L’autoritratto è rappresentazione dell’individuo che sceglie quale profilo offrire al mondo, lo strumento attraverso cui rendere fenomeno l’identità personale; la storia lo ha concepito ed utilizzato come privilegiato traduttore di emozioni, esteriorizzazione di moti intimi dell’animo, profonda e accurata autoanalisi con il potere di eternare l’autore, l’artefice, l’artista.
Significato e funzione dell’autoritratto cambiano attraverso le epoche, partendo dalla sola rappresentazione dell’artista affermato, o che si sta affermando, alla sua evoluzione, alla denuncia, all’introspezione e a quello che questo comporta, imprevedibile, inquieto, sfumato, nel riconoscimento così come nell’inevitabile deriva dell’alienazione.

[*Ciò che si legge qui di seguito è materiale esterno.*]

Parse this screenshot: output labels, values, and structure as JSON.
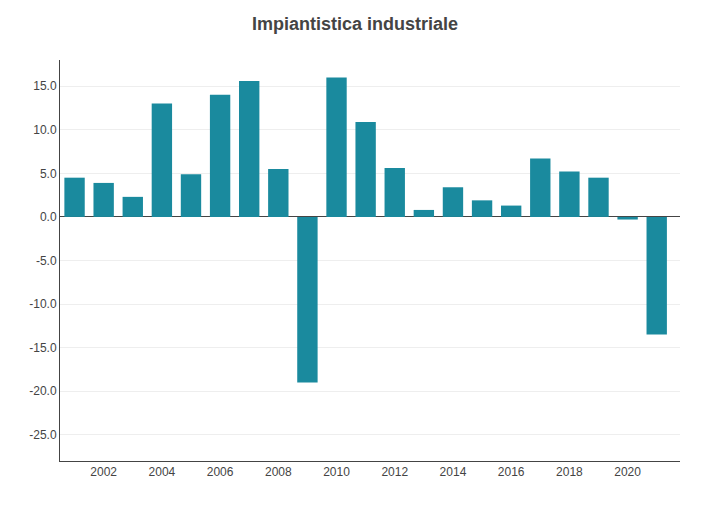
{
  "chart_data": {
    "type": "bar",
    "title": "Impiantistica industriale",
    "x": [
      2001,
      2002,
      2003,
      2004,
      2005,
      2006,
      2007,
      2008,
      2009,
      2010,
      2011,
      2012,
      2013,
      2014,
      2015,
      2016,
      2017,
      2018,
      2019,
      2020,
      2021
    ],
    "values": [
      4.5,
      3.9,
      2.3,
      13.0,
      4.9,
      14.0,
      15.6,
      5.5,
      -19.0,
      16.0,
      10.9,
      5.6,
      0.8,
      3.4,
      1.9,
      1.3,
      6.7,
      5.2,
      4.5,
      -0.3,
      -13.5
    ],
    "color": "#1a8a9e",
    "xlim": [
      2000.5,
      2021.8
    ],
    "xticks": [
      2002,
      2004,
      2006,
      2008,
      2010,
      2012,
      2014,
      2016,
      2018,
      2020
    ],
    "ylim": [
      -28,
      18
    ],
    "yticks": [
      {
        "value": -25,
        "label": "-25.0"
      },
      {
        "value": -20,
        "label": "-20.0"
      },
      {
        "value": -15,
        "label": "-15.0"
      },
      {
        "value": -10,
        "label": "-10.0"
      },
      {
        "value": -5,
        "label": "-5.0"
      },
      {
        "value": 0,
        "label": "0.0"
      },
      {
        "value": 5,
        "label": "5.0"
      },
      {
        "value": 10,
        "label": "10.0"
      },
      {
        "value": 15,
        "label": "15.0"
      }
    ],
    "grid": true
  }
}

Dalla predilezione per la sola rappresentazione del volto, si arriva all’interesse per l’interezza del corpo, non necessariamente reale, piuttosto immaginario, idealizzato, spesso disarmonico, talvolta sensuale, alla ricerca di un’interiorità che diventa ancora più profonda e completa se sa riflettere la fisicità dell’autore, ma soprattutto la sua identità, o sa mostrare caratteri, pensieri, emozioni, sogni, angosce, ansie, tormenti, fino al momento in cui il concetto-ritratto stesso si decostruisce e la fisionomia è scomposta, mascherata, celata o addirittura assente, per dare spazio ad altro, a nuova complessità magari, con sdoppiamenti, riflessi, smarrimenti.